Derzeit kann der Bedarf nach Gips für Bauzwecke vollständig durch Gips aus der Rauchgasentschwefelung großer Kraftwerke gedeckt werden. An Kraftwerken in den neuen Bundesländern befinden sich derzeit riesige Halden sog. REA-Gips.

Der Bund Naturschutz hat in einem Schreiben an die Regierung Mittelfranken und das Bergamt Nordbayern angeboten, die Fläche als Erweiterung für das Naturschutzgebiet "Sieben Buckel" anzukaufen und damit der Nachwelt ein besonderes Kleinod zu sichern.

Der Bund Naturschutz bittet das Verwaltungsgericht Ansbach um eine Entscheidung zugunsten unverfälschter Natur und gegen den Gipsabbau am Naturschutzgebiet. Die Fa. KNAUF wird aufgefordert, das Vorhaben an dieser Stelle fallen zu lassen und in ausgebeuteten, nicht umstrittenen Gipsbrüchen durchzuführen und die vorgesehene Fläche dem Naturschutz zur Verfügung stellen.
"Hauptbetriebsplan für die Gewinnung von Calciumsulfat im Tagebau ,Markt Nordheim', Abbaubereich ,Markt Nordheim-Südost' in der Gemarkung Markt Nordheim, Gemeinde Markt Nordheim, Landkreis Neustadt a.d. Aisch-Bad Windsheim". Unter diesem etwas sperrigen Titel hat die Firma Gebr. Knauf Westdeutsche Gipswerke, Iphofen, im Januar 2000 einen Antrag auf Genehmigung eines Gipsbruches an das Bergamt Nordbayern mit Sitz in Bayreuth gerichtet. KNAUF baut nach eigenen Angaben Kalziumsulfatlagerstätten (= Gips) in den Landkreisen Kitzingen, Neustadt/A.-Bad Windsheim, Schweinfurt und Neustadt /Saale sowie in anderen Bundesländern und im Ausland ab.

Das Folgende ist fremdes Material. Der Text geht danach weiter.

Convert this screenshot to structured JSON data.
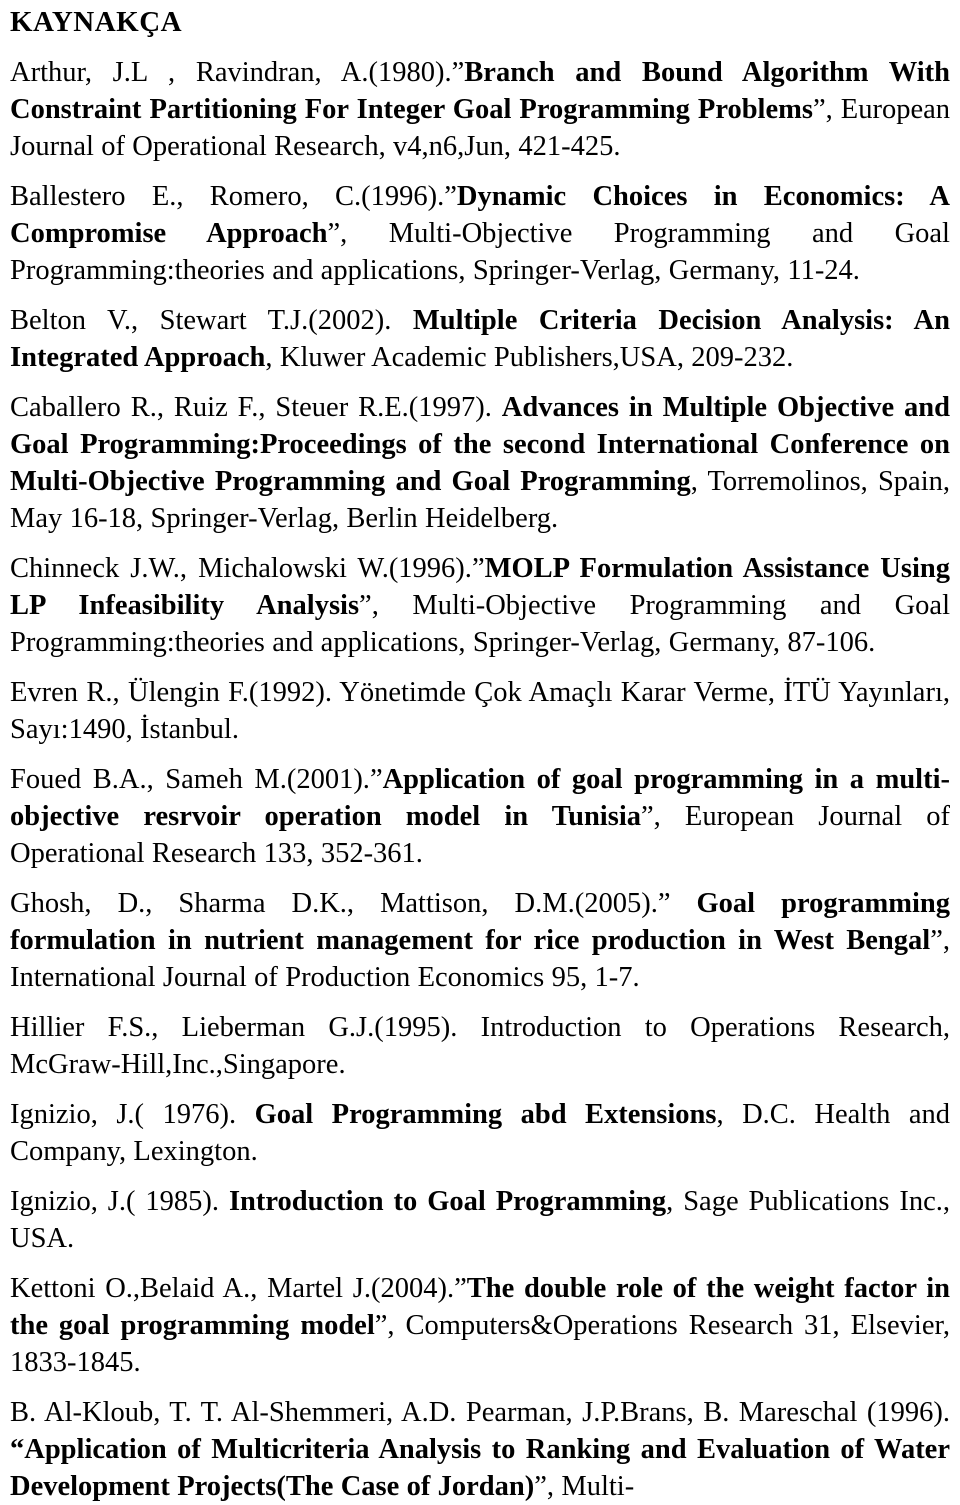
{
  "document": {
    "title": "KAYNAKÇA",
    "language": "tr",
    "references": [
      {
        "id": "ref-arthur-1980",
        "authors_year": "Arthur, J.L , Ravindran, A.(1980).",
        "quote_open": "”",
        "title_bold": "Branch and Bound Algorithm With Constraint Partitioning For Integer Goal Programming Problems",
        "quote_close": "”",
        "source": ", European Journal of Operational Research, v4,n6,Jun, 421-425."
      },
      {
        "id": "ref-ballestero-1996",
        "authors_year": "Ballestero E., Romero, C.(1996).",
        "quote_open": "”",
        "title_bold": "Dynamic Choices in Economics: A Compromise Approach",
        "quote_close": "”",
        "source": ", Multi-Objective Programming and Goal Programming:theories and applications, Springer-Verlag, Germany, 11-24."
      },
      {
        "id": "ref-belton-2002",
        "authors_year": "Belton V., Stewart T.J.(2002). ",
        "quote_open": "",
        "title_bold": "Multiple Criteria Decision Analysis: An Integrated Approach",
        "quote_close": "",
        "source": ", Kluwer Academic Publishers,USA, 209-232."
      },
      {
        "id": "ref-caballero-1997",
        "authors_year": "Caballero R., Ruiz F., Steuer R.E.(1997). ",
        "quote_open": "",
        "title_bold": "Advances in Multiple Objective and Goal Programming:Proceedings of the second International Conference on Multi-Objective Programming and Goal Programming",
        "quote_close": "",
        "source": ", Torremolinos, Spain, May 16-18, Springer-Verlag, Berlin Heidelberg."
      },
      {
        "id": "ref-chinneck-1996",
        "authors_year": "Chinneck J.W., Michalowski W.(1996).",
        "quote_open": "”",
        "title_bold": "MOLP Formulation Assistance Using LP Infeasibility Analysis",
        "quote_close": "”",
        "source": ", Multi-Objective Programming and Goal Programming:theories and applications, Springer-Verlag, Germany, 87-106."
      },
      {
        "id": "ref-evren-1992",
        "authors_year": "Evren R., Ülengin F.(1992). ",
        "quote_open": "",
        "title_bold": "",
        "quote_close": "",
        "source": "Yönetimde Çok Amaçlı Karar Verme, İTÜ Yayınları, Sayı:1490, İstanbul."
      },
      {
        "id": "ref-foued-2001",
        "authors_year": "Foued B.A., Sameh M.(2001).",
        "quote_open": "”",
        "title_bold": "Application of goal programming in a multi-objective resrvoir operation model in Tunisia",
        "quote_close": "”",
        "source": ", European Journal of Operational Research 133, 352-361."
      },
      {
        "id": "ref-ghosh-2005",
        "authors_year": "Ghosh, D., Sharma D.K., Mattison, D.M.(2005).",
        "quote_open": "” ",
        "title_bold": "Goal programming formulation in nutrient management for rice production in West Bengal",
        "quote_close": "”",
        "source": ", International Journal of Production Economics 95, 1-7."
      },
      {
        "id": "ref-hillier-1995",
        "authors_year": "Hillier F.S., Lieberman G.J.(1995). ",
        "quote_open": "",
        "title_bold": "",
        "quote_close": "",
        "source": "Introduction to Operations Research, McGraw-Hill,Inc.,Singapore."
      },
      {
        "id": "ref-ignizio-1976",
        "authors_year": "Ignizio, J.( 1976). ",
        "quote_open": "",
        "title_bold": "Goal  Programming abd Extensions",
        "quote_close": "",
        "source": ", D.C. Health and Company, Lexington."
      },
      {
        "id": "ref-ignizio-1985",
        "authors_year": "Ignizio, J.( 1985). ",
        "quote_open": "",
        "title_bold": "Introduction to Goal  Programming",
        "quote_close": "",
        "source": ", Sage Publications Inc., USA."
      },
      {
        "id": "ref-kettoni-2004",
        "authors_year": "Kettoni O.,Belaid A., Martel J.(2004).",
        "quote_open": "”",
        "title_bold": "The double role of the weight factor in the goal programming model",
        "quote_close": "”",
        "source": ", Computers&Operations Research 31, Elsevier, 1833-1845."
      },
      {
        "id": "ref-alkloub-1996",
        "authors_year": "B. Al-Kloub, T. T. Al-Shemmeri, A.D. Pearman, J.P.Brans, B. Mareschal (1996). ",
        "quote_open": "“",
        "title_bold": "Application of Multicriteria Analysis to Ranking and Evaluation of Water Development Projects(The Case of Jordan)",
        "quote_close": "”",
        "source": ", Multi-"
      }
    ]
  }
}
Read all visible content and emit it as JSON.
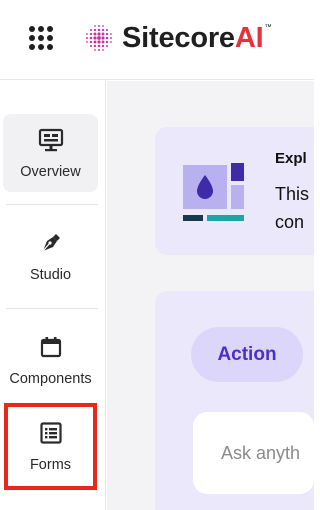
{
  "header": {
    "logo": {
      "primary": "Sitecore",
      "accent": "AI",
      "trademark": "™"
    },
    "app_launcher_icon": "grid-dots-icon"
  },
  "sidebar": {
    "items": [
      {
        "label": "Overview",
        "icon": "monitor-icon",
        "active": true
      },
      {
        "label": "Studio",
        "icon": "pen-nib-icon",
        "active": false
      },
      {
        "label": "Components",
        "icon": "calendar-icon",
        "active": false
      },
      {
        "label": "Forms",
        "icon": "form-list-icon",
        "active": false,
        "highlighted": true
      }
    ]
  },
  "main": {
    "explore_card": {
      "title": "Expl",
      "body_line_1": "This",
      "body_line_2": "con"
    },
    "assistant_card": {
      "action_chip": "Action",
      "input_placeholder": "Ask anyth"
    }
  },
  "colors": {
    "accent_purple": "#4b2fc7",
    "card_background": "#ebe8fb",
    "highlight_red": "#e8281c",
    "logo_accent": "#e7323d"
  }
}
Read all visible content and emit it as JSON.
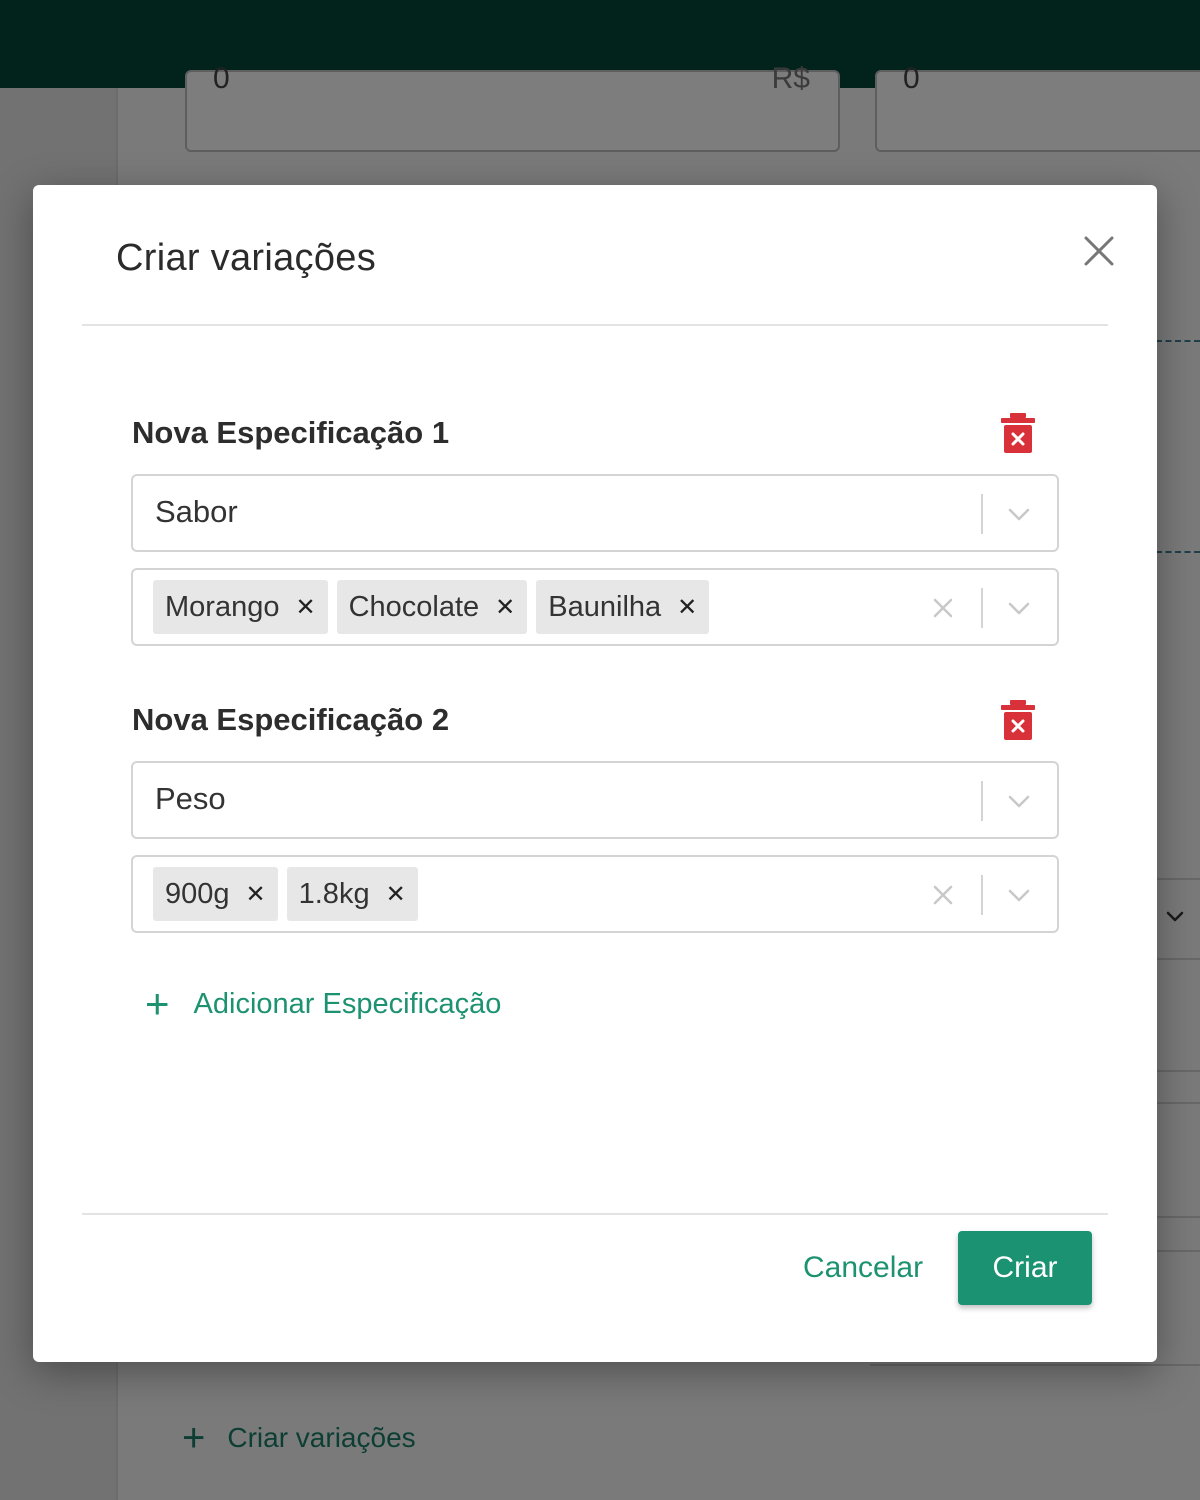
{
  "background": {
    "price_input": {
      "value": "0",
      "suffix": "R$"
    },
    "second_input": {
      "value": "0"
    },
    "create_variations_label": "Criar variações"
  },
  "modal": {
    "title": "Criar variações",
    "specs": [
      {
        "title": "Nova Especificação 1",
        "attribute": "Sabor",
        "values": [
          "Morango",
          "Chocolate",
          "Baunilha"
        ]
      },
      {
        "title": "Nova Especificação 2",
        "attribute": "Peso",
        "values": [
          "900g",
          "1.8kg"
        ]
      }
    ],
    "add_spec_label": "Adicionar Especificação",
    "cancel_label": "Cancelar",
    "create_label": "Criar"
  },
  "colors": {
    "accent": "#1b9272",
    "danger": "#d9313a",
    "topbar": "#02231b"
  }
}
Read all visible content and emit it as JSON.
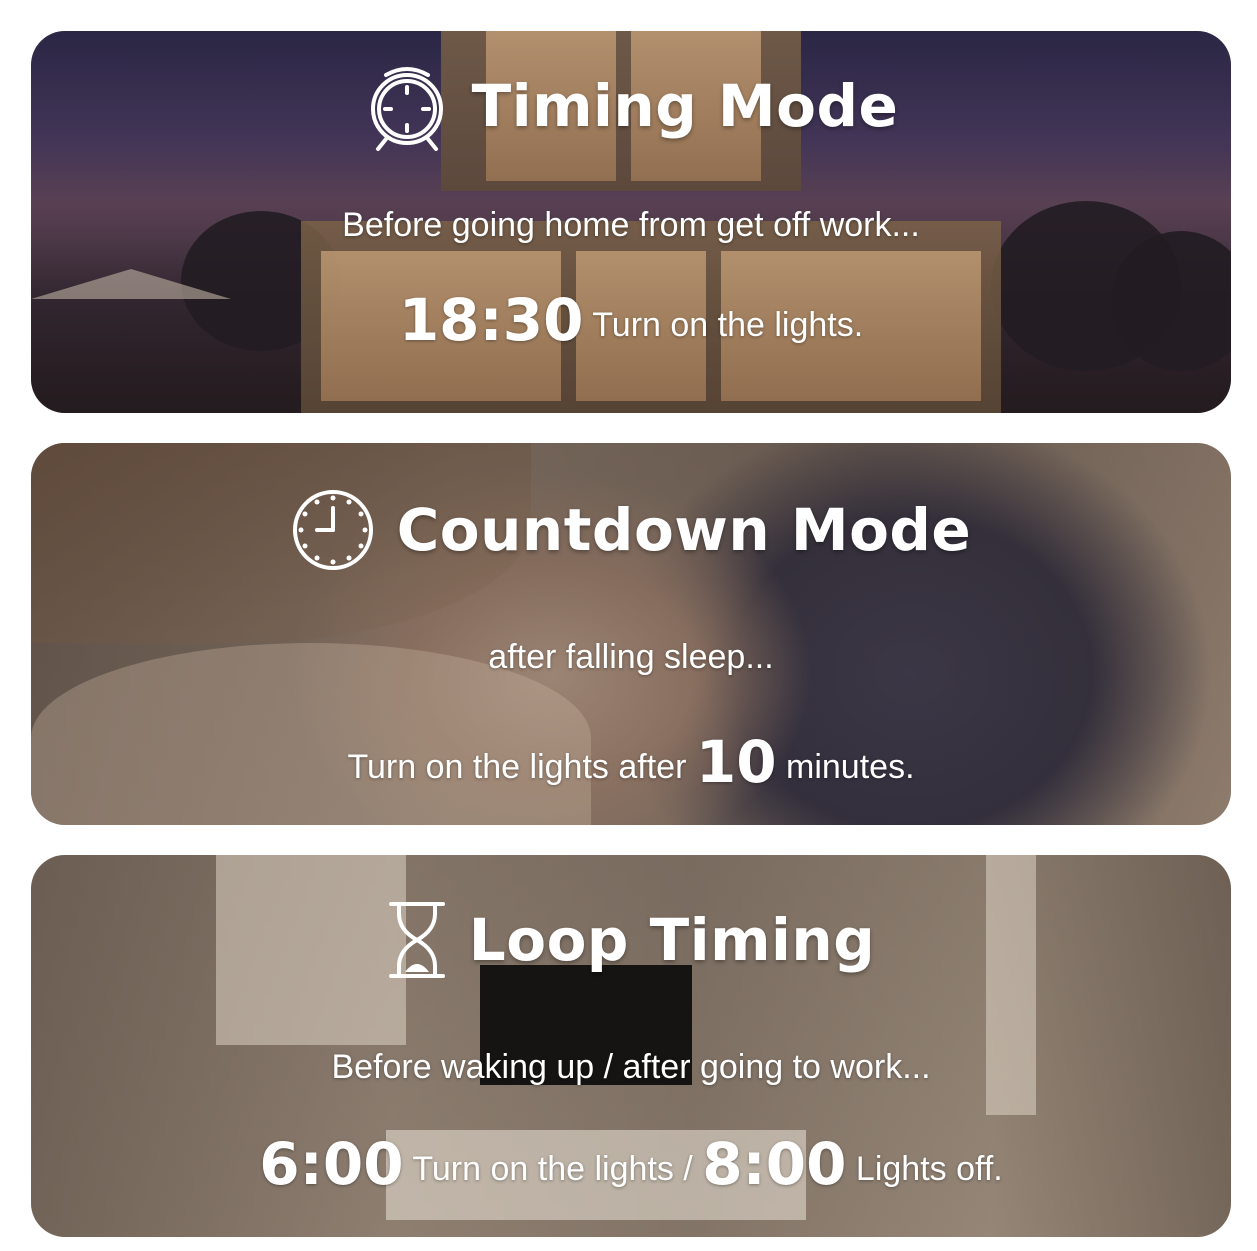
{
  "cards": [
    {
      "icon": "alarm-clock-icon",
      "title": "Timing Mode",
      "subtitle": "Before going home from get off work...",
      "action": {
        "time": "18:30",
        "text": "Turn on the lights."
      }
    },
    {
      "icon": "clock-icon",
      "title": "Countdown Mode",
      "subtitle": "after falling sleep...",
      "action": {
        "prefix": "Turn on the lights after",
        "number": "10",
        "suffix": "minutes."
      }
    },
    {
      "icon": "hourglass-icon",
      "title": "Loop Timing",
      "subtitle": "Before waking up / after going to work...",
      "action": {
        "time_on": "6:00",
        "text_on": "Turn on the lights /",
        "time_off": "8:00",
        "text_off": "Lights off."
      }
    }
  ]
}
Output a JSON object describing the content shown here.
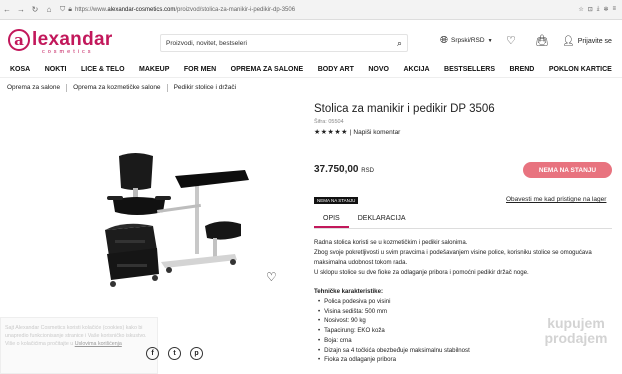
{
  "browser": {
    "url_prefix": "https://www.",
    "url_host": "alexandar-cosmetics.com",
    "url_path": "/proizvod/stolica-za-manikir-i-pedikir-dp-3506"
  },
  "logo": {
    "mark": "a",
    "word": "lexandar",
    "sub": "cosmetics"
  },
  "search": {
    "placeholder": "Proizvodi, novitet, bestseleri"
  },
  "lang": {
    "label": "Srpski/RSD"
  },
  "login": {
    "label": "Prijavite se"
  },
  "nav": {
    "items": [
      {
        "label": "KOSA"
      },
      {
        "label": "NOKTI"
      },
      {
        "label": "LICE & TELO"
      },
      {
        "label": "MAKEUP"
      },
      {
        "label": "FOR MEN"
      },
      {
        "label": "OPREMA ZA SALONE"
      },
      {
        "label": "BODY ART"
      },
      {
        "label": "NOVO"
      },
      {
        "label": "AKCIJA"
      },
      {
        "label": "BESTSELLERS"
      },
      {
        "label": "BREND"
      },
      {
        "label": "POKLON KARTICE"
      }
    ]
  },
  "breadcrumbs": {
    "items": [
      {
        "label": "Oprema za salone"
      },
      {
        "label": "Oprema za kozmetičke salone"
      },
      {
        "label": "Pedikir stolice i držači"
      }
    ]
  },
  "product": {
    "title": "Stolica za manikir i pedikir DP 3506",
    "sku": "Šifra: 05504",
    "stars": "★★★★★",
    "review_link": "| Napiši komentar",
    "price": "37.750,00",
    "currency": "RSD",
    "out_of_stock_button": "NEMA NA STANJU",
    "badge": "NEMA NA STANJU",
    "notify_link": "Obavesti me kad pristigne na lager"
  },
  "tabs": {
    "opis": "OPIS",
    "deklaracija": "DEKLARACIJA"
  },
  "description": {
    "lines": [
      "Radna stolica koristi se u kozmetičkim i pedikir salonima.",
      "Zbog svoje pokretljivosti u svim pravcima i podešavanjem visine police, korisniku stolice se omogućava maksimalna udobnost tokom rada.",
      "U sklopu stolice su dve fioke za odlaganje pribora i pomoćni pedikir držač noge."
    ],
    "spec_title": "Tehničke karakteristike:",
    "specs": [
      "Polica podesiva po visini",
      "Visina sedišta: 500 mm",
      "Nosivost: 90 kg",
      "Tapacirung: EKO koža",
      "Boja: crna",
      "Dizajn sa 4 točkića obezbeđuje maksimalnu stabilnost",
      "Fioka za odlaganje pribora"
    ]
  },
  "cookie": {
    "text": "Sajt Alexandar Cosmetics koristi kolačiće (cookies) kako bi unapredio funkcionisanje stranice i Vaše korisničko iskustvo. Više o kolačićima pročitajte u",
    "link": "Uslovima korišćenja"
  },
  "share": {
    "facebook": "f",
    "twitter": "t",
    "pinterest": "p"
  },
  "watermark": {
    "line1": "kupujem",
    "line2": "prodajem"
  },
  "colors": {
    "brand": "#c2185b",
    "button": "#e8737f"
  }
}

Auf einer Fläche von 11,5 ha sollen nach dem Antrag 5,4 ha Gipslagerstätten ausgebeutet werden. Dafür sind Sprengarbeiten nötig. Die Fa. KNAUF rechnet mit der Gewinnung von 300.000 t Gipsgestein und einer Abbaudauer von zwei bis drei Jahren.

Nach dem Abbau soll der Steinbruch für die Entwicklung von Gipssteppen belassen bleiben, auf Nebenflächen sollen Maßnahmen zur Verbesserung durchgeführt werden.

Das Gelände liegt außerhalb eines Vorranggebietes nach dem Regionalplan Westmittelfranken. Es war bis 1995 Teil einer Vorrangfläche für Gips- und Anhydritgewinnung ("G6"). Im gültigen Regionalplan ist die Fläche jedoch herausgenommen worden, um das Naturschutzgebiet "Sieben Buckel und Gipshöhle Höllern" erweitern zu können. Im Anhörungsverfahren 1995 hatten sich das Landratsamt Neustadt/A.-Bad Windsheim, das Bay. Landesamt für Umweltschutz, die Regierung von Mittelfranken und der BN für die Herausnahme eingesetzt. Die Herausnahme wurde vom Regionalen Planungsausschuss beschlossen und ist am 16.09.98 rechtskräftig geworden.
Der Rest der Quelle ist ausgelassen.